新旧で利用しているそれぞれの検索エンジンのバージョン以下のようになっています。
- 旧QACシステム:Elasticsearch 2.3.5
- 新QACシステム:Lucene 9.3.0
パフォーマンスが上がっている理由としては以下が考えられます。
- サーバのCPUコア数が2倍になった
- 旧システムでは2vCPUに対して、新QACシステムでは4vCPUに増やした
- サーバにはAWS ECSを利用しているが、利用できるRAMサイズとの関係でCPUコア数を2倍に増やしている経緯がある
- QACだけで使われるようになたのでシンプルにリクエスト数が減った
- 旧システムでは、QACの用途以外でも利用されていたコンピューティングリソースをQACの用途だけで使えるようになった
- Luceneを直接利用することで、レスポンスを返すまでの処理量が減った
- 旧システムではElasticsearchにカスタムプラグインを組み込んでQACを実現していたので、処理が多数走っていた
運用
上記で説明してきた ETL・INDEXワークフロー、QAC-APIのデプロイ全てを全自動で行っているので、基本的に運用工数はかからないようになっています。
またインデックスの更新頻度は以下表のようになっており、毎日最新のQACサジェストキーワードを表示できるようになりました。
- インデックス更新頻度: デイリー
- インデックスデータ元:過去1日分のログから
評価
新システムへのリプレイス実施を判断するため、「QACの質」と「サービス全体への影響」の2軸で旧システムとの比較評価を行いました。
QACの質
QACシステムの品質は「できるだけユーザー入力の手間を省いて、意図する検索キーワードを表示できていること」と言うことができます。
これを言い換えるとつまり、
「ユーザーの検索窓への入力数が少なく、表示されたQACサジェストキーワードのクリックが増えていること」
上記を構成する指標が以下の2つの指標になっています。
- QACサジェストキーワードのクリック率
- QACサジェストキーワードのカバレッジ
サービス全体への影響
QACシステムの質だけではなく、スタンバイのサービス全体にとってどう影響があるのかも確認する必要があります。
スタンバイでは主に求人クリックと応募を指標として追っているので以下2つの指標を確認しています。

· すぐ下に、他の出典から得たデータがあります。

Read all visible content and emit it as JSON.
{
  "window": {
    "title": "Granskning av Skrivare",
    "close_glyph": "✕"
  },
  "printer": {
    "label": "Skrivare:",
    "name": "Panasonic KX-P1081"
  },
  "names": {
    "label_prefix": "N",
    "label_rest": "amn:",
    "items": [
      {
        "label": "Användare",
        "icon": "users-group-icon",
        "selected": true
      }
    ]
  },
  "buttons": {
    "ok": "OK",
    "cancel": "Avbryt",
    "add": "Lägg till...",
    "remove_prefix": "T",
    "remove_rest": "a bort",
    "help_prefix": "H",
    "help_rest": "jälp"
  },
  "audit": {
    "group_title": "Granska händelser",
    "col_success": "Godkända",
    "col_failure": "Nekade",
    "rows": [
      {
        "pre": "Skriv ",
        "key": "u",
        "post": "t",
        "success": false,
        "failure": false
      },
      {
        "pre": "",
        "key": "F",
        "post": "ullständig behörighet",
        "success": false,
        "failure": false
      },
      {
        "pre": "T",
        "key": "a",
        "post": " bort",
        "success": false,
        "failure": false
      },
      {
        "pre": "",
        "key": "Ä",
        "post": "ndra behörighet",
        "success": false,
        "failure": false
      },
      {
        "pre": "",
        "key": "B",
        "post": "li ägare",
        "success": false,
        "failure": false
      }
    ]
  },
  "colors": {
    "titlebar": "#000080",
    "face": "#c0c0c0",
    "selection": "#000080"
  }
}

- QACサジェストキーワードをクリックした後の求人票クリック率
- QACサジェストキーワードをクリックした後の求人票応募クリック率
今後の展望
QACシステムを刷新したことでQACのログも落ちるようになり、分析することが可能になったことで、今後、以下のような改善が考えられるようになりました。
- ユーザーからのフィードバックをランキングに組み込む
- ユーザー属性によって表示するQACサジェストキーワードを変更する
- インデックスのデータ量を大きくして、より広範囲のユーザー入力に対してQACサジェストできるようにする
最後に
以上、QACシステムリプレイスの概要をご紹介しました。 今回のリプレイスでは、Elasticsearchなどの単一のソフトウェアを使わずに、AWSの様々なクラウドサービスを組み合わせて検索システムを構築しました。
AWSの様々なクラウドサービスを組み合わせて検索システムを構築することによって、以下4点がこの構成をとったメリットかなと考えています。
- それぞれ処理したいことに特化したサービスを利用でき、さらに何か機能を追加したい時などのカスタム性が高い
- 何か不具合があったときに、それぞれのクラウドサービス上で解決するだけで稼働中のシステムに影響ない
- またどこで何が原因で不具合が発生したのか特定しやすい
- マネージドサービスのため、運用工数が小さい
また個人的には、既存のOSSの検索サーバを利用するのではなくLuceneを直接使うことで、検索エンジンへより深い知識と技術の習得をでき良い経験ができました。